Millet, devletiyle barıştı.

Ne var ki bu zihniyet dönüşümüne eşlik eden kurumsal dönüşüm düne kadar gerçekleştirilemedi.

2002'den bu yana Türkiye siyaseti itibar kazandı, istikrarlı bir ortam yaratıldı.

Ne var ki bu süreç güçlü, karizmatik bir siyasal liderin becerilerine, politik kabiliyetlerine bağlı olarak hayat buldu.

Sistemik bir dönüşüm hayata geçirilmedi.

İşte dün bu halkın yüzde 51.3'ünün desteğiyle bu kurumsal ve sistemik dönüşüm yolunda büyük bir engel atlanmış oldu.

***

Bugünden itibaren Türkiye siyasetinin önünde ciddi bir ödev var.

Her şeyden önce yeni hükümet sisteminin inşası bağlamında gerekli olan uyum yasalarının çıkarılması gerekiyor.

Fakat bu yetmez.

Aynı zamanda siyasetçilerin dışarıdan gelecek saldırılara karşı halkın iradesine sonuna kadar sahip çıkması gerekiyor.

16 Nisan öncesinin refleksleriyle siyaset yapmak bu saatten sonra kabul edilemez.

Yeni dönemde, eski dönemin siyasal gerçekliğine sıkışmış siyasi aktörler ya kendilerini dönüştürecek ya da tarihin dışına itilecek.

Hangi partide olurlarsa olsunlar, bu böyle!

Bu, milletin zaferi.

Ve elbette bu zaferin sürurunu, gururunu yaşamak bu milletin hakkı.

Fakat asla rehavete kapılmadan, hiçbir surette düşmanın uyuyacağını düşünmeden.

Durmadan, uyumadan...

***

Cumhurbaşkanlığı sistemi tam anlamıyla hayata geçtikten sonra halkın devletten ve siyasetten beklentileri kat be kat artacak.

Siyasal istikrar öncelikli beklenti olacak.

Hükümetten, yürütme organında hızlı ve etkin çalışması istenecek.

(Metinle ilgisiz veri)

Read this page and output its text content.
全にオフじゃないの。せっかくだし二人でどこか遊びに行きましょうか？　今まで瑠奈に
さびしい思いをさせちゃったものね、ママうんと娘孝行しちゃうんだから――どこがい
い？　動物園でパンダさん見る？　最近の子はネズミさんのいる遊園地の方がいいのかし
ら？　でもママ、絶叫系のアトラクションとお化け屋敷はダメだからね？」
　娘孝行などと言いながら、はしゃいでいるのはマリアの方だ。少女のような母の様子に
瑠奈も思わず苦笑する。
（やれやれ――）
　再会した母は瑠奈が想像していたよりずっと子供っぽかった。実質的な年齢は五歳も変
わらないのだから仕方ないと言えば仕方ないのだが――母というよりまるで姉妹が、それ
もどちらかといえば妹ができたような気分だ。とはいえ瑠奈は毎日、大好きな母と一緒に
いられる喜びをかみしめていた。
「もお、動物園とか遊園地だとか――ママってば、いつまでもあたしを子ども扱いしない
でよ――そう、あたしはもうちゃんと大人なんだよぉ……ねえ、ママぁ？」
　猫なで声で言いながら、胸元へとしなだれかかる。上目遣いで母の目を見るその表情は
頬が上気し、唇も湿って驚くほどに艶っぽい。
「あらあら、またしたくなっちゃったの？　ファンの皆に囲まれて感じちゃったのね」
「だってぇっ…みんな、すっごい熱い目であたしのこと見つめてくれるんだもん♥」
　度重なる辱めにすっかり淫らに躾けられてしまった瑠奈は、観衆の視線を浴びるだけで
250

Meclisten, yasama organından ülkenin ihtiyacı olan yasal değişiklikleri gerçekleştirmesini ve yürütme organını denetlemesini talep edecek.

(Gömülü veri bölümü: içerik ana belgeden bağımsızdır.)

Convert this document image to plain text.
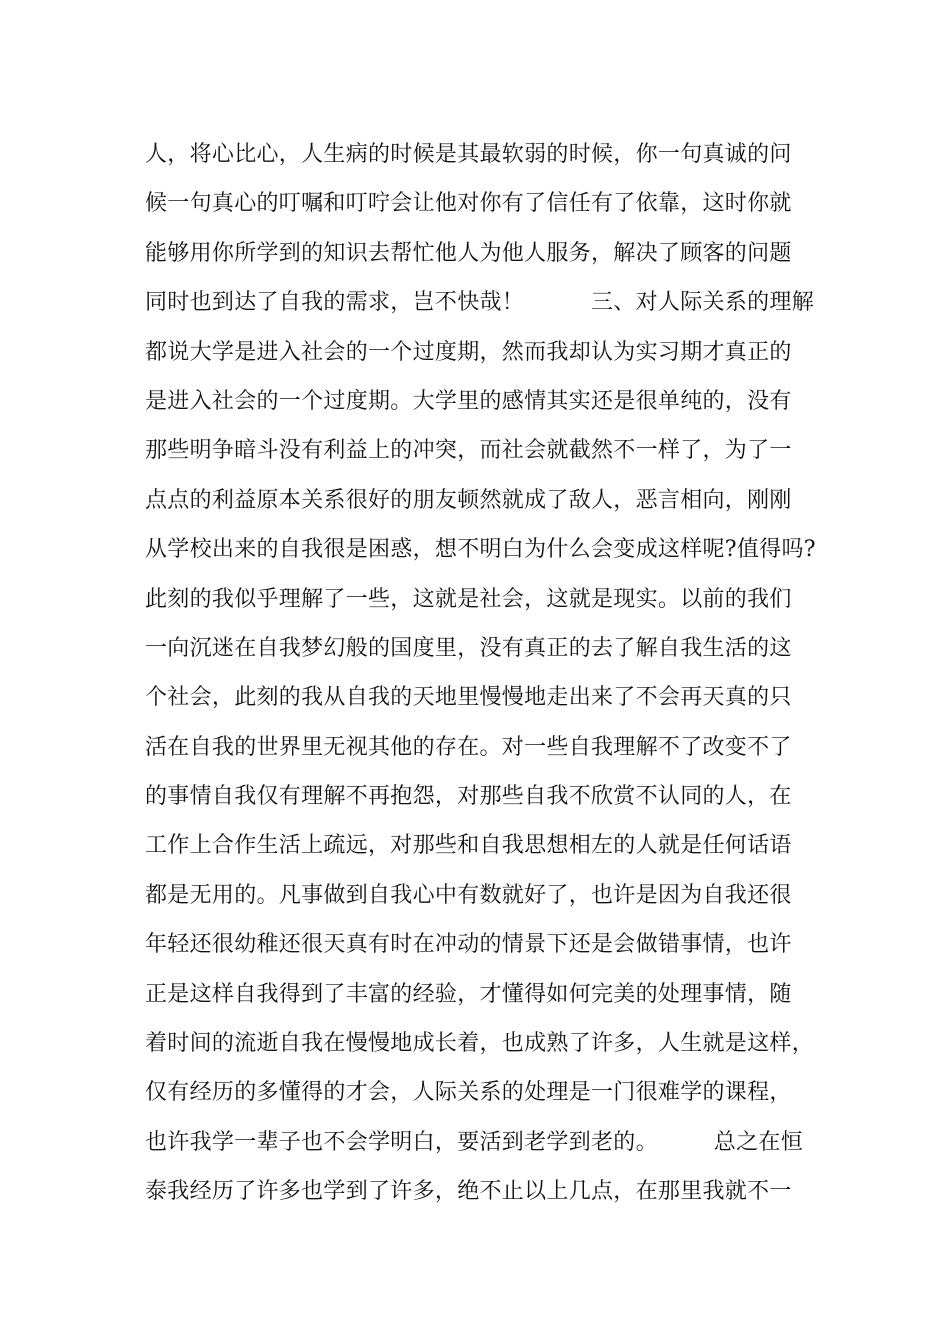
人，将心比心，人生病的时候是其最软弱的时候，你一句真诚的问
候一句真心的叮嘱和叮咛会让他对你有了信任有了依靠，这时你就
能够用你所学到的知识去帮忙他人为他人服务，解决了顾客的问题
同时也到达了自我的需求，岂不快哉！　　　三、对人际关系的理解
都说大学是进入社会的一个过度期，然而我却认为实习期才真正的
是进入社会的一个过度期。大学里的感情其实还是很单纯的，没有
那些明争暗斗没有利益上的冲突，而社会就截然不一样了，为了一
点点的利益原本关系很好的朋友顿然就成了敌人，恶言相向，刚刚
从学校出来的自我很是困惑，想不明白为什么会变成这样呢?值得吗?
此刻的我似乎理解了一些，这就是社会，这就是现实。以前的我们
一向沉迷在自我梦幻般的国度里，没有真正的去了解自我生活的这
个社会，此刻的我从自我的天地里慢慢地走出来了不会再天真的只
活在自我的世界里无视其他的存在。对一些自我理解不了改变不了
的事情自我仅有理解不再抱怨，对那些自我不欣赏不认同的人，在
工作上合作生活上疏远，对那些和自我思想相左的人就是任何话语
都是无用的。凡事做到自我心中有数就好了，也许是因为自我还很
年轻还很幼稚还很天真有时在冲动的情景下还是会做错事情，也许
正是这样自我得到了丰富的经验，才懂得如何完美的处理事情，随
着时间的流逝自我在慢慢地成长着，也成熟了许多，人生就是这样，
仅有经历的多懂得的才会，人际关系的处理是一门很难学的课程，
也许我学一辈子也不会学明白，要活到老学到老的。　　　总之在恒
泰我经历了许多也学到了许多，绝不止以上几点，在那里我就不一
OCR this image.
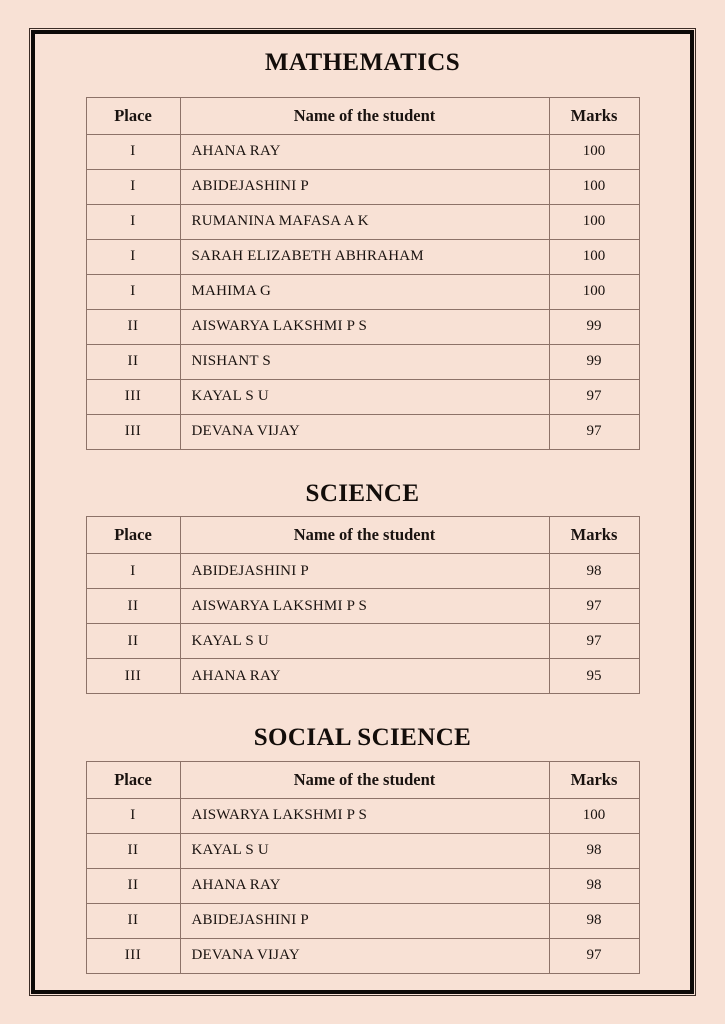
MATHEMATICS
Place	Name of the student	Marks
I	AHANA RAY	100
I	ABIDEJASHINI P	100
I	RUMANINA MAFASA A K	100
I	SARAH ELIZABETH ABHRAHAM	100
I	MAHIMA G	100
II	AISWARYA LAKSHMI P S	99
II	NISHANT S	99
III	KAYAL S U	97
III	DEVANA VIJAY	97
SCIENCE
Place	Name of the student	Marks
I	ABIDEJASHINI P	98
II	AISWARYA LAKSHMI P S	97
II	KAYAL S U	97
III	AHANA RAY	95
SOCIAL SCIENCE
Place	Name of the student	Marks
I	AISWARYA LAKSHMI P S	100
II	KAYAL S U	98
II	AHANA RAY	98
II	ABIDEJASHINI P	98
III	DEVANA VIJAY	97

Yargının bağımsız ve tarafsız olmasını; ülkenin zayıf bir yönetim tarafından idare edilmesini değil, güçlü bir liderlikle yönetilmesini isteyecek.

Bürokratik oligarşiye, çift başlılığa, koalisyonlara elveda denecek.

Elhamdulillah.

Ve vira bismillah...

[Sabah 17 Nisan 2017].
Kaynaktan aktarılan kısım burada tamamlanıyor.